His central theme is the emotional life and how it is in such a bad state. He argues that reason is just as common to emotion as it is to intellect. He talks about emotional rationality and emotional sincerity (defined by him as ‘chastity’) suggesting that there is a reasonableness and an appropriateness, a moral order even, to emotions. The consequences of being insincere emotionally, of not being chaste, and by and large we aren’t according to him, are disastrous. Although our culture is extremely clever intellectually, emotionally it is retarded. He thinks sincerity in our emotional and relationship lives is very much needed.
This man’s subject matter feels modern, in particular regard to the need for equality of the sexes as well as the need for emotional intelligence (the contemporary term). As an intellectual he has been prescient given he was writing in the 1930s before the full horror of the Nazis had emerged. That a very short while later Europe would bring itself close to destruction would probably not have surprised him.

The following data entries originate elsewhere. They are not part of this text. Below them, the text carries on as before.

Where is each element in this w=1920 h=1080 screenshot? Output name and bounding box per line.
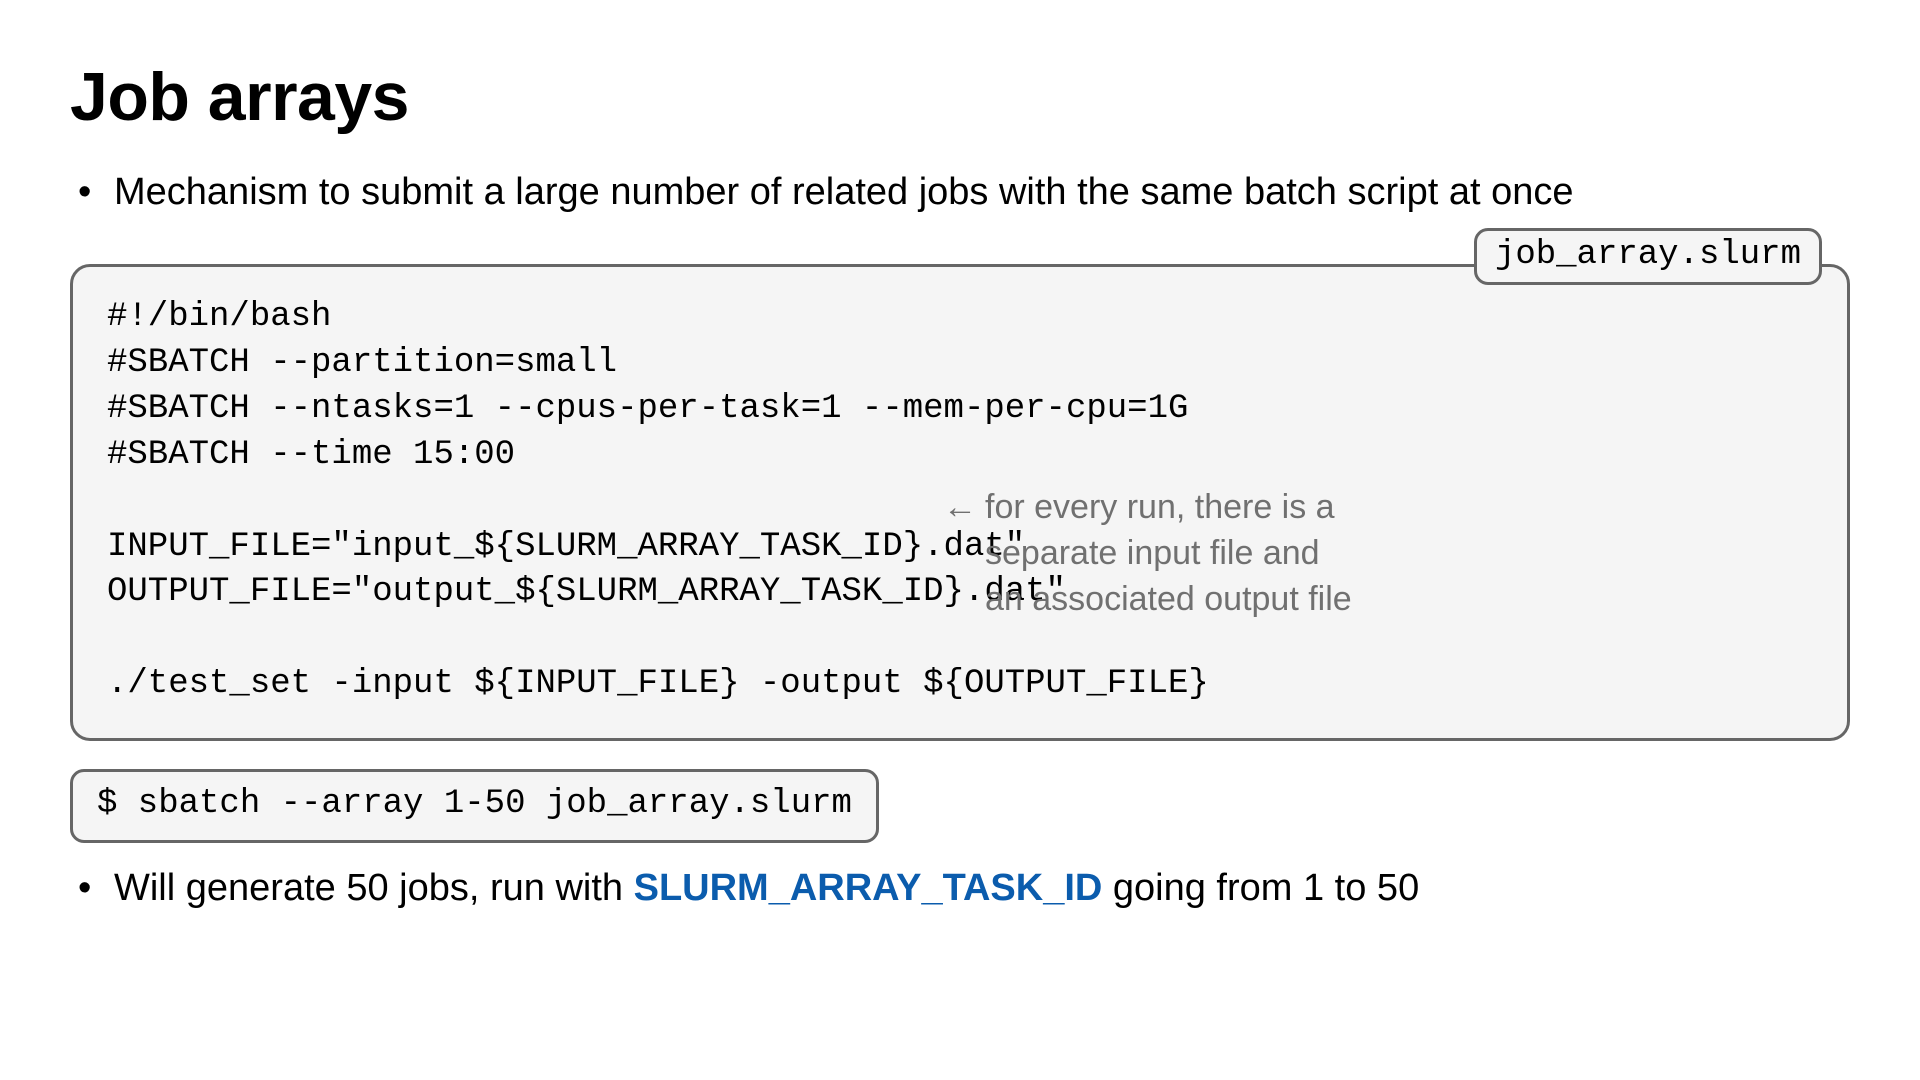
command-code: $ sbatch --array 1-50 job_array.slurm: [70, 769, 879, 843]
intro-bullet: Mechanism to submit a large number of re…: [70, 167, 1850, 218]
annotation-line: separate input file and: [985, 534, 1320, 572]
slide-title: Job arrays: [70, 60, 1850, 135]
code-line: INPUT_FILE="input_${SLURM_ARRAY_TASK_ID}…: [107, 528, 1025, 566]
script-code: #!/bin/bash #SBATCH --partition=small #S…: [70, 264, 1850, 741]
code-line: #SBATCH --ntasks=1 --cpus-per-task=1 --m…: [107, 390, 1188, 428]
script-block: job_array.slurm #!/bin/bash #SBATCH --pa…: [70, 264, 1850, 741]
result-text-post: going from 1 to 50: [1102, 867, 1419, 909]
annotation-line: for every run, there is a: [985, 488, 1335, 526]
code-line: #SBATCH --partition=small: [107, 344, 617, 382]
env-var-highlight: SLURM_ARRAY_TASK_ID: [634, 867, 1103, 909]
code-line: #SBATCH --time 15:00: [107, 436, 515, 474]
script-annotation: ←for every run, there is a←separate inpu…: [943, 485, 1463, 623]
arrow-left-icon: ←: [943, 485, 977, 531]
slide: Job arrays Mechanism to submit a large n…: [0, 0, 1920, 1080]
annotation-line: an associated output file: [985, 580, 1352, 618]
intro-bullet-list: Mechanism to submit a large number of re…: [70, 167, 1850, 218]
result-bullet: Will generate 50 jobs, run with SLURM_AR…: [70, 863, 1850, 914]
result-bullet-list: Will generate 50 jobs, run with SLURM_AR…: [70, 863, 1850, 914]
code-line: OUTPUT_FILE="output_${SLURM_ARRAY_TASK_I…: [107, 573, 1066, 611]
code-line: #!/bin/bash: [107, 298, 331, 336]
result-text-pre: Will generate 50 jobs, run with: [114, 867, 634, 909]
code-line: ./test_set -input ${INPUT_FILE} -output …: [107, 665, 1209, 703]
filename-label: job_array.slurm: [1474, 228, 1822, 285]
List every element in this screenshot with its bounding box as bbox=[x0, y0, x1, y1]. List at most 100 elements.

Interestingly, Tony Blair was introduced to MacMurray and his philosophy as a student at Oxford in the 1970s. It has been said he was something of a philosophical mentor to the PM and turned him to socialism. Despite Blair being about as far from socialist as you might imagine, there is something quite synchronistic about that, given I found Reason & Emotion in a charity bookshop just round from Fettes College where I had been walking. That was where Blair was educated and I had been thinking about him.